Here on February 19, 1865 he offered to exchange 2500 prisoners, but the Union commander refused. A few days later Hoke urged again, saying, these men have been “subjected to great suffering and considerable mortality.” Finally, both sides agreed to exchange nearly 10,000 Northern prisoners from camps in Florence, S.C. and Salisbury, N.C. Hoke’s strategic position at Duplin Roads also protected the southern flank of Gen. William J. Hardee’s army, marching 10,000 Southern troops from South Carolina toward Fayetteville, N.C.
When Union forces advancing from across the Cape Fear River from the southwest threatened his position in Wilmington, Gen. Hoke moved north 35 miles to Rockfish Creek at a strong defensive position. He took all the railroad rolling stock—leaving the tracks virtually unusable to the enemy—and “a large number of enemy prisoners” with him. After the prisoner exchange which went through his lines at Duplin Roads (today’s Wallace), he was ordered to Kinston, N. C. on March 5, 1865 to meet another enemy threat.
Almost to the day 150 years later ancestors, local historians and curious visitors met at this site on March 7, 2015. More than a dozen local businesses sponsored the day-long event organized by the North Carolina War Between the States Sesquicentennial Commission, a group of private citizens from across the State formed to preserve North Carolina history and to inform the public about the experience of State citizens in their second quest for political independence since 1775 (www.ncwbts150.com).
At this website readers can find extraordinary quality and quantity of North Carolina history.
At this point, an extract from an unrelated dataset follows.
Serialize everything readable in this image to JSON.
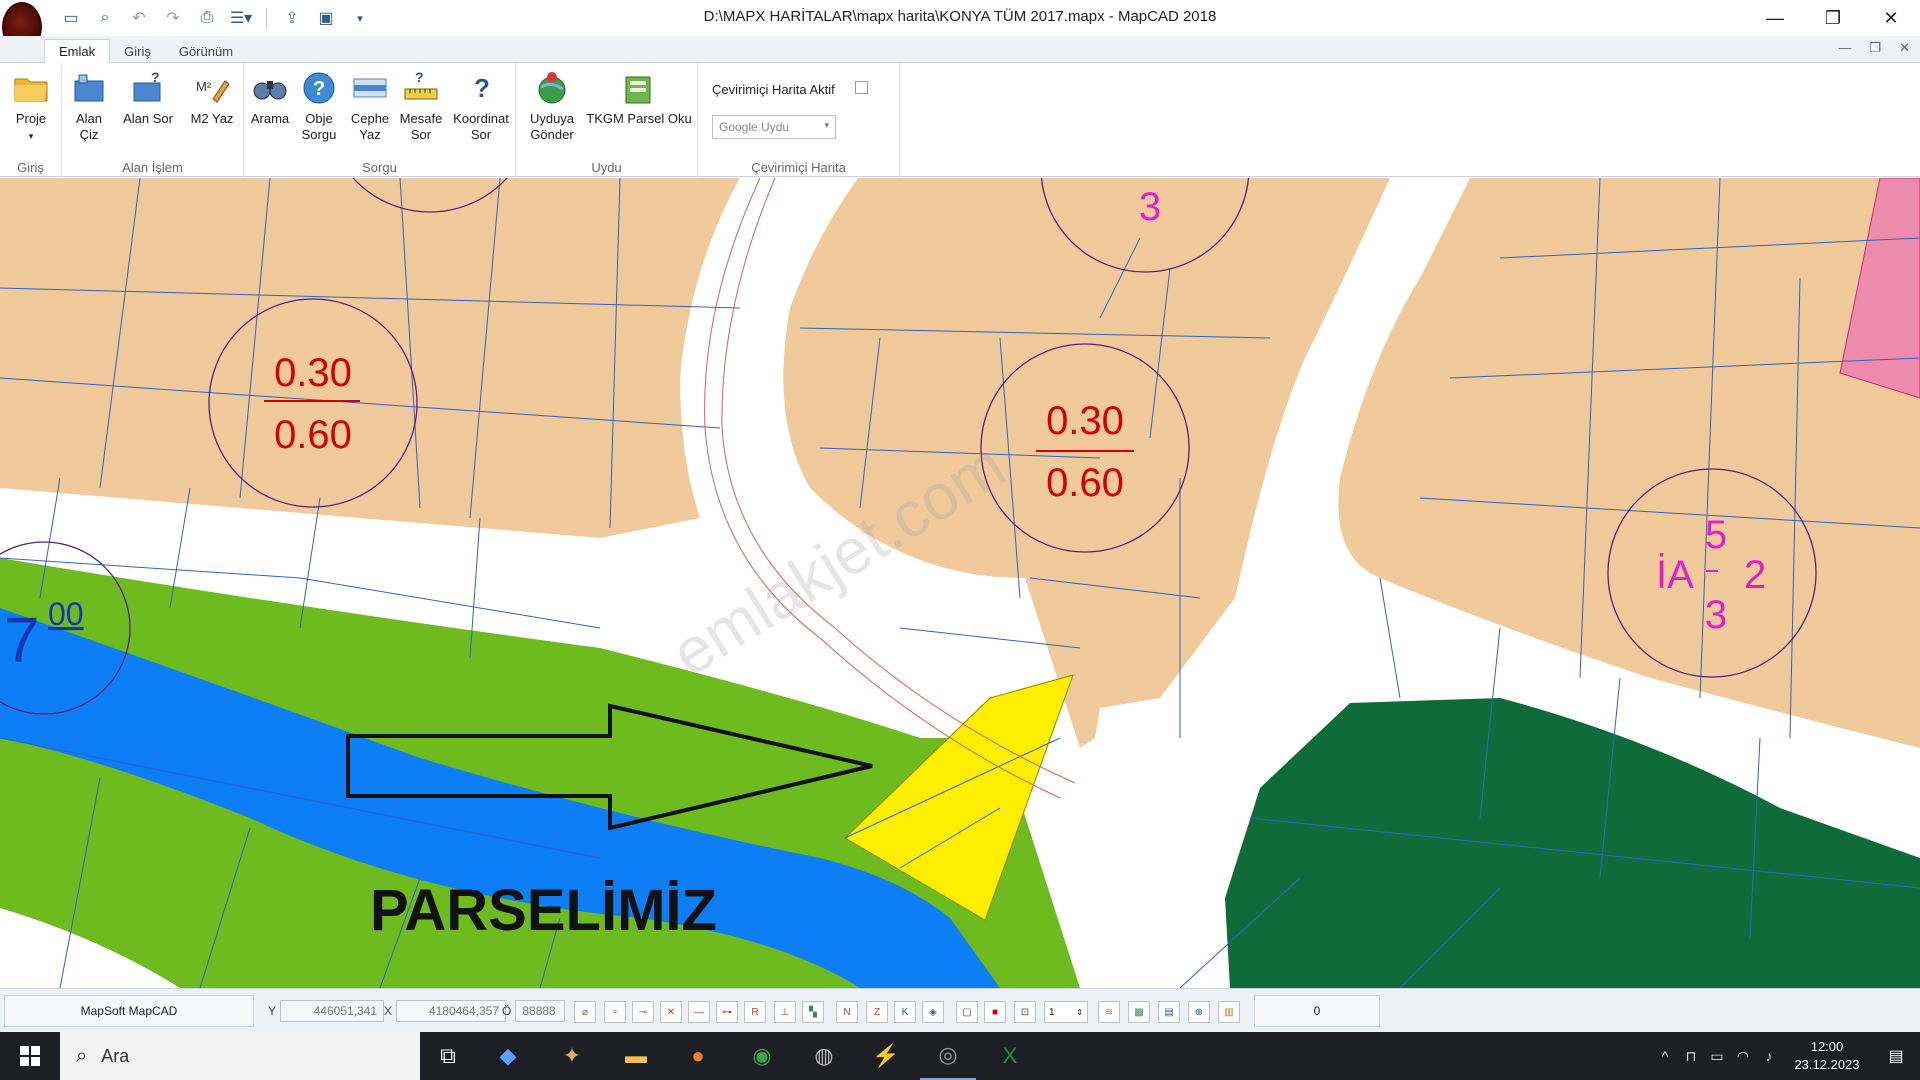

Here one can “witness the battles, privations and suffering of North Carolinians, men and women, young and old, through many firsthand accounts.”
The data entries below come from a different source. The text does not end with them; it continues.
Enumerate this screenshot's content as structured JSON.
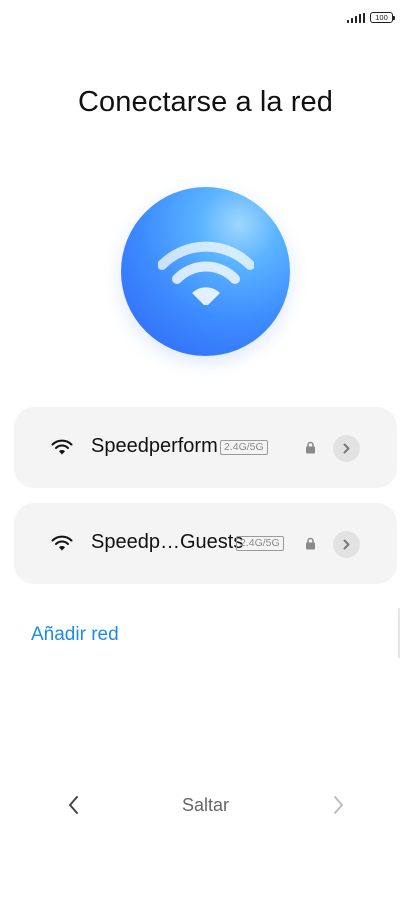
{
  "status_bar": {
    "signal_icon": "cellular-signal-icon",
    "battery_level": "100"
  },
  "page": {
    "title": "Conectarse a la red"
  },
  "hero": {
    "icon": "wifi-icon",
    "colors": [
      "#9fd7ff",
      "#3d8cff",
      "#2f63f5"
    ]
  },
  "networks": [
    {
      "name": "Speedperform",
      "band": "2.4G/5G",
      "secured": true,
      "icon": "wifi-icon"
    },
    {
      "name": "Speedp…Guests",
      "band": "2.4G/5G",
      "secured": true,
      "icon": "wifi-icon"
    }
  ],
  "actions": {
    "add_network": "Añadir red"
  },
  "footer": {
    "skip_label": "Saltar",
    "back_icon": "chevron-left-icon",
    "next_icon": "chevron-right-icon"
  },
  "colors": {
    "accent": "#1d8ce8",
    "card_bg": "#f4f4f4"
  }
}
Attendees at Wallace not only heard detailed accounts about historic events of that time, including North Carolina ancestors and historians telling their stories, but could view and experience first-hand unique living histories: people dressed in period costume; military reenactments; displays of civilian and military artifacts.
Specifically, a surprising amount of detailed North Carolina history was brought together at this special observance by State citizens:
- _ General Hoke’s division artillery and infantry encampment.
- _ Hourly artillery firing and memorial musket firing: Duplin Rifles & Turpentine Boys; Duplin Confederate Grey s & Duplin Stars; Duplin Spartan Band and 9th NC Cavalry.
- _Confederate surgeon (ancestor Jim Metz) and a period field hospital in the railroad station.
- _ Antebellum and wartime currency display.
- _ Women and Children on the Home Front: (historian Kelly Hinson).
- _ Duplin men at war: Kenansville Armory Camp, N. C. Sons of Confederate Veterans.
- _ The 1865 Prisoner Exchange: historian/author J. Keith Jones.
- _ Gen. Hoke and Duplin planter Gabriel Boney: A living history (reenactment).
A unique program featured half-hour hayride tours to the Rockfish historic site with an outstanding narration by Capt. Joseph J. Cox, one of Gen. Hoke’s staff officers portrayed by Ben Eure of Angier, N. C.